Optimized sample preparation is crucial for detecting low-abundance targets with maximum sensitivity:
Western Blotting Sample Preparation:
Efficient Protein Extraction:
Use appropriate lysis buffers containing protease inhibitors
Optimize physical disruption methods (sonication, homogenization)
Maintain cold temperatures throughout processing
For membrane proteins, include appropriate detergents (Triton X-100, CHAPS, NP-40)
Sample Processing:
Accurate protein quantification (BCA or Bradford assay)
Equal loading (15-30 μg total protein per lane typically)
Complete denaturation with SDS and heat (95°C for 5 minutes)
Include reducing agents (DTT or β-mercaptoethanol) if target contains disulfide bonds
Immunohistochemistry/Immunocytochemistry Optimization:
Fixation Protocol:
Test multiple fixatives (4% paraformaldehyde, methanol/acetone)
Optimize fixation time (typically 10-30 minutes)
For some epitopes, light fixation may preserve antigenicity better
Antigen Retrieval Methods:
Heat-induced epitope retrieval (citrate buffer pH 6.0 or EDTA buffer pH 9.0)

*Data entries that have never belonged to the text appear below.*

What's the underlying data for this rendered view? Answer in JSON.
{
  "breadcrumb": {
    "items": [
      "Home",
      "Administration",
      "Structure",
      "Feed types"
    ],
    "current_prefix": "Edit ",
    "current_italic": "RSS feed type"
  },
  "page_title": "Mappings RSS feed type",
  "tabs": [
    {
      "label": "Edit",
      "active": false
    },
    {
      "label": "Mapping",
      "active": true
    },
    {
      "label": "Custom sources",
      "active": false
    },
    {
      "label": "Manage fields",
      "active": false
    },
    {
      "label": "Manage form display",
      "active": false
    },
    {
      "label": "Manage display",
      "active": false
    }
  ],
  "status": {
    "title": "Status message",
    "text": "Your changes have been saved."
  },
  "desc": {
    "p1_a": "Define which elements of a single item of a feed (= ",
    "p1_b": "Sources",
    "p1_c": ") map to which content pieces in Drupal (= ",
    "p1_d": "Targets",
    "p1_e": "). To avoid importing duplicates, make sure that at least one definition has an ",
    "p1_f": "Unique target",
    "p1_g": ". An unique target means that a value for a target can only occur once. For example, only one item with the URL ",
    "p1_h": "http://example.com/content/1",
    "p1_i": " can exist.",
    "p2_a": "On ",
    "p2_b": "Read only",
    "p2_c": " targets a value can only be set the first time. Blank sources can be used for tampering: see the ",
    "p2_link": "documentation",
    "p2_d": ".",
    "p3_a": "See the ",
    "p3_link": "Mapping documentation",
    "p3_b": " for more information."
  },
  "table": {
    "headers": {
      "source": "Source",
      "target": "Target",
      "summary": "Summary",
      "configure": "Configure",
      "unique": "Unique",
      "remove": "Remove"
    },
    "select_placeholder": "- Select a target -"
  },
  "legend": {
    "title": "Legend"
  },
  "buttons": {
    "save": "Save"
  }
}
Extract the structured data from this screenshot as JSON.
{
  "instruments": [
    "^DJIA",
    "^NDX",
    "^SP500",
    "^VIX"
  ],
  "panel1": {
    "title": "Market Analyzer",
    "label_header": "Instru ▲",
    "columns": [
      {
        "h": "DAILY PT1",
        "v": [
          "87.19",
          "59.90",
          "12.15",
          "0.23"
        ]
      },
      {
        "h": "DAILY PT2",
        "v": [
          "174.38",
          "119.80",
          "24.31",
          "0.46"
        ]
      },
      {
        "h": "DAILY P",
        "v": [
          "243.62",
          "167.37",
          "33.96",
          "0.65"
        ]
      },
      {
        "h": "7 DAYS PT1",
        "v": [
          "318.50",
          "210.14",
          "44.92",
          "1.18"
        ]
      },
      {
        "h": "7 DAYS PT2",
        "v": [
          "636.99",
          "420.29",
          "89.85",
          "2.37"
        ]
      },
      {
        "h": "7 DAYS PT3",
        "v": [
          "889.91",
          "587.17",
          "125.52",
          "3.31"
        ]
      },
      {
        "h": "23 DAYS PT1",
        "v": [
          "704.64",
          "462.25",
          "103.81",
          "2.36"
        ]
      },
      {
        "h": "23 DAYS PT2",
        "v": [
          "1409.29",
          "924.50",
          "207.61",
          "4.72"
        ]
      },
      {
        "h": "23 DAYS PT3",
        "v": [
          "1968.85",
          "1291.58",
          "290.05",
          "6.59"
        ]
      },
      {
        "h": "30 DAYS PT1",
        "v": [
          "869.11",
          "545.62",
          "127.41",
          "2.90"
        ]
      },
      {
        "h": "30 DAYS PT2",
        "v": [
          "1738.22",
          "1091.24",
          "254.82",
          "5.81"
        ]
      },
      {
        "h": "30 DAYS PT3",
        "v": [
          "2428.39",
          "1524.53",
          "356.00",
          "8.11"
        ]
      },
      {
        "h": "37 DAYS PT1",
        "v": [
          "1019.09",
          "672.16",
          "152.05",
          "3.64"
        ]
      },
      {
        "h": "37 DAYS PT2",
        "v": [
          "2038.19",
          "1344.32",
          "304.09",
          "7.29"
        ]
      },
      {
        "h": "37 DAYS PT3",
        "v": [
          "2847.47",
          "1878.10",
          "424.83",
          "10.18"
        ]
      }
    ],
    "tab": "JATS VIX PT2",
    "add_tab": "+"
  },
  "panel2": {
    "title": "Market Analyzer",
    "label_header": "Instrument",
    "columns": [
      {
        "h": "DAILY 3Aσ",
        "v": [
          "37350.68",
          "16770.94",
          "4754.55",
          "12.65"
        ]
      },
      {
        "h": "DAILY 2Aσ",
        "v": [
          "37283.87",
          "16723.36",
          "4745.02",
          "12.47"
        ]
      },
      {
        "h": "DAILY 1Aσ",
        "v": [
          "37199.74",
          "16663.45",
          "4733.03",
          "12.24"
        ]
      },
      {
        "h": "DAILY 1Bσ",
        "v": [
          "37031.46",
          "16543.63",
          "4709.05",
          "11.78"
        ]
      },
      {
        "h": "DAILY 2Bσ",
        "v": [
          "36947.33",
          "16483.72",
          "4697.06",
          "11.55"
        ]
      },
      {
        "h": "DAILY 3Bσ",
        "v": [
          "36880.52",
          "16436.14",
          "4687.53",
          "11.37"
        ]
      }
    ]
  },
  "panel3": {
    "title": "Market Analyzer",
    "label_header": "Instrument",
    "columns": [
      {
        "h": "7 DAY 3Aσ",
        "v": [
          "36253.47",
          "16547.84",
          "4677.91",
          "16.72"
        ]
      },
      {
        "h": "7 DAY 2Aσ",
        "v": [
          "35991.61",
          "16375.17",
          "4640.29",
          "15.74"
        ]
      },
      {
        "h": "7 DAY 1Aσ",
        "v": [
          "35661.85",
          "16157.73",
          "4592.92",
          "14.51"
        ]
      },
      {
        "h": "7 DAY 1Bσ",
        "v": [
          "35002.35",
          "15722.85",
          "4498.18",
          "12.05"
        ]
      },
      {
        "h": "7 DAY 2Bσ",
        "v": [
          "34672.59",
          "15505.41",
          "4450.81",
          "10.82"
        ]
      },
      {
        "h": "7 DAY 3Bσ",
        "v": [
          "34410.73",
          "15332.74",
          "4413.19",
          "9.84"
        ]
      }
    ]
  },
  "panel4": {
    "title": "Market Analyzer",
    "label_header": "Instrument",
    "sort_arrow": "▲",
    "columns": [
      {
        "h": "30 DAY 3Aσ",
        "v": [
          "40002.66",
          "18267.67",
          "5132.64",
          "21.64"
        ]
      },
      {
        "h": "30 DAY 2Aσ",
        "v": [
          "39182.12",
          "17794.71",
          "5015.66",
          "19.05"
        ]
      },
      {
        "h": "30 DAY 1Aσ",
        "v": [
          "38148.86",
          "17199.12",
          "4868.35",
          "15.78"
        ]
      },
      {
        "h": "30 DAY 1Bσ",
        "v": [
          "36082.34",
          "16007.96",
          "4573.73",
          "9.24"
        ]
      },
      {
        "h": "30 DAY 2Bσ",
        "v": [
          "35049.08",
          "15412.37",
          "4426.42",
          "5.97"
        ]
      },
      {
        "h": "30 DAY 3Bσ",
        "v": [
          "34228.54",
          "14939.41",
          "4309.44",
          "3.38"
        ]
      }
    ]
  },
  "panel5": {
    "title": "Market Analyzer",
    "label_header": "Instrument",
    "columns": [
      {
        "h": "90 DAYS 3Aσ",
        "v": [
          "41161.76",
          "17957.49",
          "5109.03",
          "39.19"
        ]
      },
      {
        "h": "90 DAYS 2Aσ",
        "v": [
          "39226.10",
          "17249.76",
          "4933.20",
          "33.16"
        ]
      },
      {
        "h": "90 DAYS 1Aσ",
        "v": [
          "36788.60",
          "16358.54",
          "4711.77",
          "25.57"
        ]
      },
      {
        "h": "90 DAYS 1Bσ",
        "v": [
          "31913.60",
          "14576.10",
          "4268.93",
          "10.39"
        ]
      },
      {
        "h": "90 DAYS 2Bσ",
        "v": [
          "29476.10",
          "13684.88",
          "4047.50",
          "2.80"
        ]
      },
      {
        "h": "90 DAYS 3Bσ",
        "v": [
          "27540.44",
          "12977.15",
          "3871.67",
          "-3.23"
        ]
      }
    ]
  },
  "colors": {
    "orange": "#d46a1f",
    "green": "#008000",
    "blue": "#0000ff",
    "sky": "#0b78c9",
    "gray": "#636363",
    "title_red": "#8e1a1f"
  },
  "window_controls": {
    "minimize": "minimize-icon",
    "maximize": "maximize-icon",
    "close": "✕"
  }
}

Test multiple retrieval times and temperatures
For some antibodies, enzymatic retrieval (proteinase K, trypsin) may be superior
Cool slides slowly to room temperature after retrieval
Blocking and Permeabilization:
Block with 5% normal serum from secondary antibody species
Include 0.1-0.3% Triton X-100 for intracellular antigens
Extended blocking (1-2 hours at room temperature or overnight at 4°C)
Immunoprecipitation Optimization:
Pre-clearing Strategies:
Antibody Coupling:
Washing Optimization:
Balance between stringency and retention of specific interactions
Typically 3-5 washes with decreasing detergent concentrations
Include salt (150-500 mM NaCl) to reduce non-specific ionic interactions
These methodological refinements can significantly enhance detection sensitivity across different applications with PAE12 Antibody.
Phage display technology offers powerful approaches for antibody specificity enhancement:
Comprehensive Phage Display Protocol:
Library Construction:
Multi-Stage Biopanning Strategy:
Advanced Selection Techniques:
High-Throughput Screening:
Computational Analysis:
Validation and Characterization:
Express selected antibody variants as soluble proteins
Characterize binding properties using surface plasmon resonance
Validate specificity across different applications (WB, IHC, IP)
Confirm improved specificity profile compared to original PAE12
This advanced phage display approach can generate PAE12 variants with substantially improved specificity for research applications requiring discrimination between closely related targets.